For Rust programs, the best results come from building with debug symbols included even in release mode:
[profile.release]
debug = true
This keeps symbol and inlining information that samply can use when resolving stacks, without affecting runtime performance.
Comparison to the Native Alternatives
On macOS, the main alternative is Instruments. Instruments is powerful, supports a wide range of instrument types beyond CPU profiling (memory, file I/O, GPU), and integrates tightly with the OS. But it has a steep learning curve, a complex UI, and it is macOS-only. For pure CPU profiling on a command-line workflow, samply is considerably faster to get into. samply record ./thing and you have results in seconds; with Instruments you are navigating a multi-pane Xcode-adjacent UI before you have even started a capture.

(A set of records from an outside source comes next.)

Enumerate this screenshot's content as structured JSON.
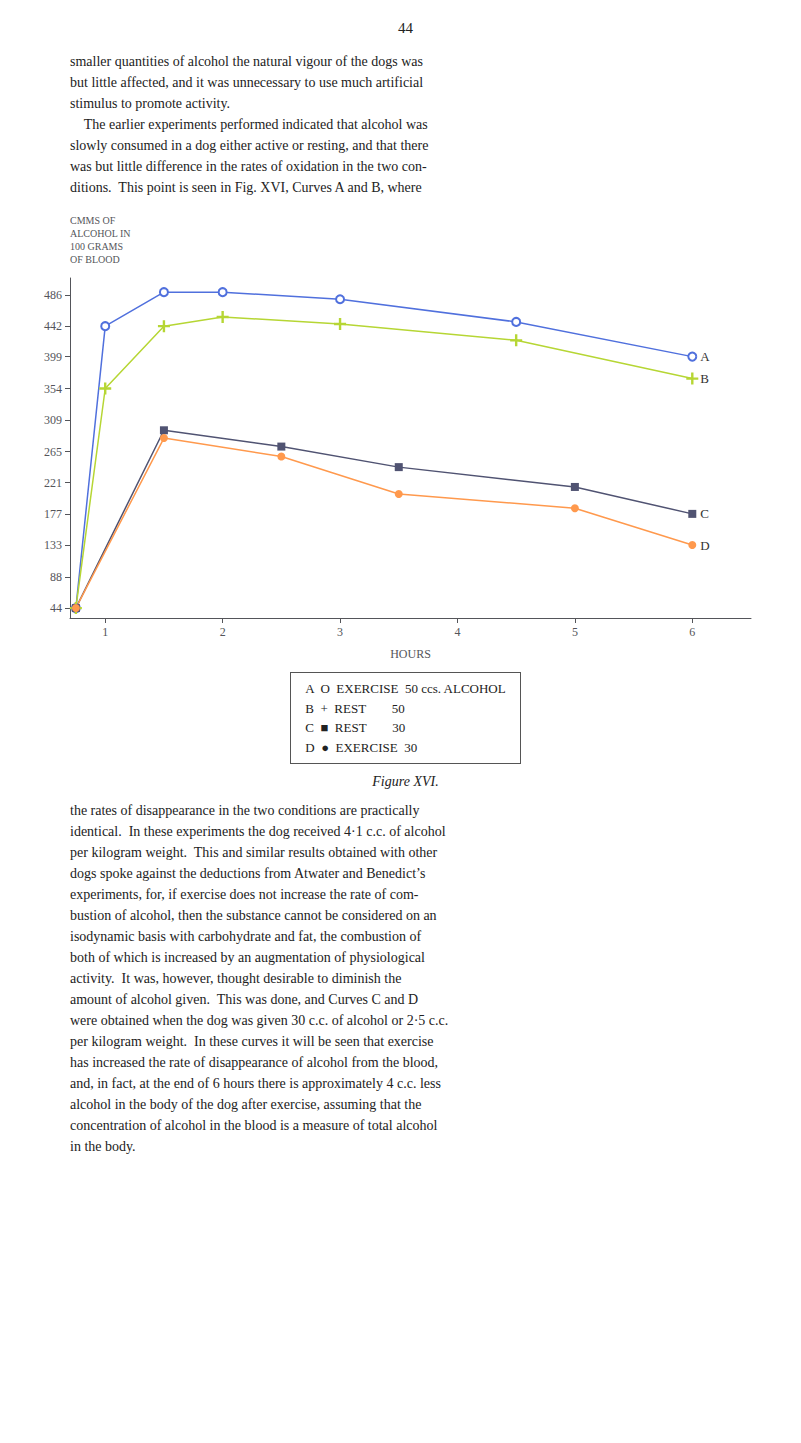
{
  "chart_data": {
    "type": "line",
    "title": "Figure XVI.",
    "page_number": "44",
    "text_above": "smaller quantities of alcohol the natural vigour of the dogs was\nbut little affected, and it was unnecessary to use much artificial\nstimulus to promote activity.\n    The earlier experiments performed indicated that alcohol was\nslowly consumed in a dog either active or resting, and that there\nwas but little difference in the rates of oxidation in the two con-\nditions.  This point is seen in Fig. XVI, Curves A and B, where",
    "text_below": "the rates of disappearance in the two conditions are practically\nidentical.  In these experiments the dog received 4·1 c.c. of alcohol\nper kilogram weight.  This and similar results obtained with other\ndogs spoke against the deductions from Atwater and Benedict’s\nexperiments, for, if exercise does not increase the rate of com-\nbustion of alcohol, then the substance cannot be considered on an\nisodynamic basis with carbohydrate and fat, the combustion of\nboth of which is increased by an augmentation of physiological\nactivity.  It was, however, thought desirable to diminish the\namount of alcohol given.  This was done, and Curves C and D\nwere obtained when the dog was given 30 c.c. of alcohol or 2·5 c.c.\nper kilogram weight.  In these curves it will be seen that exercise\nhas increased the rate of disappearance of alcohol from the blood,\nand, in fact, at the end of 6 hours there is approximately 4 c.c. less\nalcohol in the body of the dog after exercise, assuming that the\nconcentration of alcohol in the blood is a measure of total alcohol\nin the body.",
    "xlabel": "HOURS",
    "ylabel": "CMMS OF\nALCOHOL IN\n100 GRAMS\nOF BLOOD",
    "xlim": [
      0.7,
      6.5
    ],
    "ylim": [
      30,
      510
    ],
    "xticks": [
      1,
      2,
      3,
      4,
      5,
      6
    ],
    "yticks": [
      44,
      88,
      133,
      177,
      221,
      265,
      309,
      354,
      399,
      442,
      486
    ],
    "grid": false,
    "annotations": [
      "A  O  EXERCISE  50 ccs. ALCOHOL",
      "B  +  REST        50",
      "C  ■  REST        30",
      "D  ●  EXERCISE  30"
    ],
    "series": [
      {
        "name": "A",
        "marker": "open_circle",
        "x": [
          0.75,
          1.0,
          1.5,
          2.0,
          3.0,
          4.5,
          6.0
        ],
        "values": [
          44,
          442,
          490,
          490,
          480,
          448,
          399
        ]
      },
      {
        "name": "B",
        "marker": "plus",
        "x": [
          0.75,
          1.0,
          1.5,
          2.0,
          3.0,
          4.5,
          6.0
        ],
        "values": [
          44,
          354,
          442,
          455,
          445,
          422,
          368
        ]
      },
      {
        "name": "C",
        "marker": "square",
        "x": [
          0.75,
          1.5,
          2.5,
          3.5,
          5.0,
          6.0
        ],
        "values": [
          44,
          295,
          272,
          243,
          215,
          177
        ]
      },
      {
        "name": "D",
        "marker": "circle",
        "x": [
          0.75,
          1.5,
          2.5,
          3.5,
          5.0,
          6.0
        ],
        "values": [
          44,
          284,
          258,
          205,
          185,
          133
        ]
      }
    ]
  }
}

On Linux, perf itself is the standard tool. It is flexible and powerful, but analyzing perf output without reaching for Brendan Gregg’s flamegraph scripts or a GUI like Hotspot requires comfort with its text-based output. Hotspot is probably the closest Linux-native equivalent to samply’s Firefox Profiler integration, but it is a Qt application that you install separately, not part of the profiling tool itself. samply bundles the analysis step into the profiling command.
On Windows, ETW-based profiling via Windows Performance Analyzer is capable but carries significant setup friction and a UI that reflects decades of enterprise tooling decisions. For developers doing cross-platform work who are comfortable with a browser-based analysis UI, samply is a meaningful improvement in time-to-insight.
Symbol Resolution and Debug Info
One of the more technically interesting parts of samply is its symbol resolution pipeline. Raw samples contain instruction addresses. Turning those into readable function names requires resolving symbols, which means reading the binary’s symbol table or DWARF debug information.
samply handles this on-the-fly using the object and addr2line crates, which parse ELF, Mach-O, and PE formats. For system libraries on macOS, it can pull symbols from the system dyld shared cache. For binaries with separate .dSYM bundles or split DWARF, samply knows to look in the conventional locations.
For inlined functions, which are common in optimized Rust and C++ code, samply surfaces inline frames as distinct entries in the call tree. A call to a small utility function that got inlined three levels deep will still show up attributed correctly, provided the debug information was retained. This is not universally available in competing tools’ default configurations, and it meaningfully improves the accuracy of profiling results for languages that inline aggressively.
Where It Fits
samply works best for profiling the startup-to-exit lifetime of a command-line program, or for capturing a window of a long-running server by attaching and then detaching. It is not designed for continuous production monitoring or for profiling inside a container without host access to configure perf_event_open.
The tool is written in Rust, which means a single statically-linked binary with no runtime dependencies on most platforms. Installation via cargo install samply gets you running quickly. The GitHub repository at github.com/mstange/samply is actively maintained, with Markus Stange continuing to improve symbol resolution, add platform-specific features, and keep pace with changes in the Firefox Profiler format.
For anyone doing performance work across multiple platforms, or for Rust developers in particular who want a low-friction profiling workflow without installing Instruments or configuring perf permissions, samply is worth keeping in the toolbox.